Hurricane Matthew relief efforts begin in Houston area

In times of tragedy, the goodness of people always seems to shine through. At least two organizations in the Houston area are helping to aid victims of Hurricane Matthew, which has killed at least 260 people throughout Haiti and is setting its eye on the Florida coast.

In the next 24 hours, the Houston chapter of the American Red Cross will be on the road, setting out on a 13-hour drive, a little more than 1,000 miles to Orlando. The contingent will be delivering aid intended to those suffering the potential devastating impacts of Hurricane Matthew.

Behind the steering wheel of the Red Cross vehicles, you will find volunteers like Jon, serving hot meals to people sometimes without a bed to lie their head upon.

"This is where we serve hot meals from," says Jon from inside one of the trucks bound for Florida. "We put the (food) in a cam shell, (a) plastic cam shell and serve it through the windows."

Hurricane Matthew has proven to be a formidable storm already, decimating one of the world's most fragile countries with respect to natural disasters.

One Houston non-governmental organization is stepping in and lending a "Helping Hand."

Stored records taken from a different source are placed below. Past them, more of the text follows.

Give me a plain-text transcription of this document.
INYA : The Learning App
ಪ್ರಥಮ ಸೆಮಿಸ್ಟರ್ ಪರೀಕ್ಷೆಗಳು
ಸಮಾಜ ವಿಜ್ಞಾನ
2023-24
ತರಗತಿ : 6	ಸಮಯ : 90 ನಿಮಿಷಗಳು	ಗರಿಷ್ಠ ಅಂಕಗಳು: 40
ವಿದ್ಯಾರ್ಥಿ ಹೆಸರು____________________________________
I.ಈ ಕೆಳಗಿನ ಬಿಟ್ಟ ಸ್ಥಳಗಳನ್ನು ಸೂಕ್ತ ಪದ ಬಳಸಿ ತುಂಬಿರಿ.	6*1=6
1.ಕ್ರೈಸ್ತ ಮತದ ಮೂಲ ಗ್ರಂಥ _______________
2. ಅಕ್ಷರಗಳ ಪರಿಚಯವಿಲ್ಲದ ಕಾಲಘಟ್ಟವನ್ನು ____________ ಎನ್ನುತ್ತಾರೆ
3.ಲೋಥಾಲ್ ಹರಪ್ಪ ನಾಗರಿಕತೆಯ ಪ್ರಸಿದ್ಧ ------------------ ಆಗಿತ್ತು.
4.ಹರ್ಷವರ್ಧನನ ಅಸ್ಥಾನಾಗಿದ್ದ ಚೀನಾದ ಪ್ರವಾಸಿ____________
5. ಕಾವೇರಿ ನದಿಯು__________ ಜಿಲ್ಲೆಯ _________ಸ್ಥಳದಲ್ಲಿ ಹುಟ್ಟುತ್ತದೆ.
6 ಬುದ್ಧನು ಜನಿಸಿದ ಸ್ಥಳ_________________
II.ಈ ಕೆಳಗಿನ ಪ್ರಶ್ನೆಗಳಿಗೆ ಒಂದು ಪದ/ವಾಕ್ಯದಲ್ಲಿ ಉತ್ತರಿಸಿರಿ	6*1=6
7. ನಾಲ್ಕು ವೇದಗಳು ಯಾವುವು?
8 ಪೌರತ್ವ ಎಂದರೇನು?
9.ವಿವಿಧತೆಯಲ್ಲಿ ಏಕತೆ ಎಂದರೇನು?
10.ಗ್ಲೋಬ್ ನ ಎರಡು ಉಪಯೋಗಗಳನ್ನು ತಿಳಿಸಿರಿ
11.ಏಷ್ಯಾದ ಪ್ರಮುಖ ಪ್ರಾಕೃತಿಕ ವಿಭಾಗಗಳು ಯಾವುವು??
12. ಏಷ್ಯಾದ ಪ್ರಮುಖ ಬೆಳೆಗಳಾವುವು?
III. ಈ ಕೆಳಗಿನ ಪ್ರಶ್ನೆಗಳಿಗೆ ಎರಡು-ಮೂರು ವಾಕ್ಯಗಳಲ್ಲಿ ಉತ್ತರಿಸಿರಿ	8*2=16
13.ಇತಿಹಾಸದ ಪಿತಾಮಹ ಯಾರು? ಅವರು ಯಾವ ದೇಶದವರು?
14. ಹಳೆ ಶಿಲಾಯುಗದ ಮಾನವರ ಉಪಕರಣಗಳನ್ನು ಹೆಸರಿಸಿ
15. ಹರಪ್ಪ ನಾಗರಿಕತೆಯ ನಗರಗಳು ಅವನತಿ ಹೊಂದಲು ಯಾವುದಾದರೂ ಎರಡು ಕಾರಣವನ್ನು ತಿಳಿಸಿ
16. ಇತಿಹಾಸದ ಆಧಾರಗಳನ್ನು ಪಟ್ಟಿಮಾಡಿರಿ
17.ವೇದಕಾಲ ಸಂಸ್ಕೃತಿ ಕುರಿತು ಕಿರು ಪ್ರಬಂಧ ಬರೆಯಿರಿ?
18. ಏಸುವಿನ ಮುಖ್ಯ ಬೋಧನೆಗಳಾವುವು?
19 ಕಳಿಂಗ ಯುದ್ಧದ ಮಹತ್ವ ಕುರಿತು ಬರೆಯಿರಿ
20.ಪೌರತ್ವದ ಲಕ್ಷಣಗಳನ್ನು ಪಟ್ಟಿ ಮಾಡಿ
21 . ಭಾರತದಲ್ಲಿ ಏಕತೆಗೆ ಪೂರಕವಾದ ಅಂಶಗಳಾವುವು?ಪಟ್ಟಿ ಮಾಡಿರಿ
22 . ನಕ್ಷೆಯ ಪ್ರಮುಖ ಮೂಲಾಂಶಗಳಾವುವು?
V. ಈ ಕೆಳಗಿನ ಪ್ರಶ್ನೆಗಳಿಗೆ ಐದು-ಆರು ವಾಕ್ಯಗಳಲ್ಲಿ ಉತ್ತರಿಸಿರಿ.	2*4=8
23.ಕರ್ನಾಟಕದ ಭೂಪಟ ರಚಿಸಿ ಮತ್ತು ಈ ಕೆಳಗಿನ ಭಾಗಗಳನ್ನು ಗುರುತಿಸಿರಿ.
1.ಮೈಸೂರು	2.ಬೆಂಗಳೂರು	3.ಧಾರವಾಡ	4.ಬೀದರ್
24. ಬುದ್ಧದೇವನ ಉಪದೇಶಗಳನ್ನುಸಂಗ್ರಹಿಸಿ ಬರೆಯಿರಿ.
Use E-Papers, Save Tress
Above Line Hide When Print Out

"Being in this global village, it is our duty as Muslims and as citizens of this world to take care, where there's need," says Ayub Mohamed. He also says Helping Hands is providing food and medical care for free to 250 families at a cost of just 25 dollars a week to the organization. Helping Hands seek donations but also doctors, due to a shortage of adequate medical care in Haiti.

"If there are medical professionals in Houston that are willing to donate their time to go to Haiti, please contact us directly," says Mohamed.

But for people like Jon and Mohamed, these relief efforts are truly about helping people who aren't able to help themselves by no fault of their own.

"I get personal joy out of it," says Jon.

"If you want to sleep with your stomach full then we should want the same thing for them, they're no different than us," says Mohamed.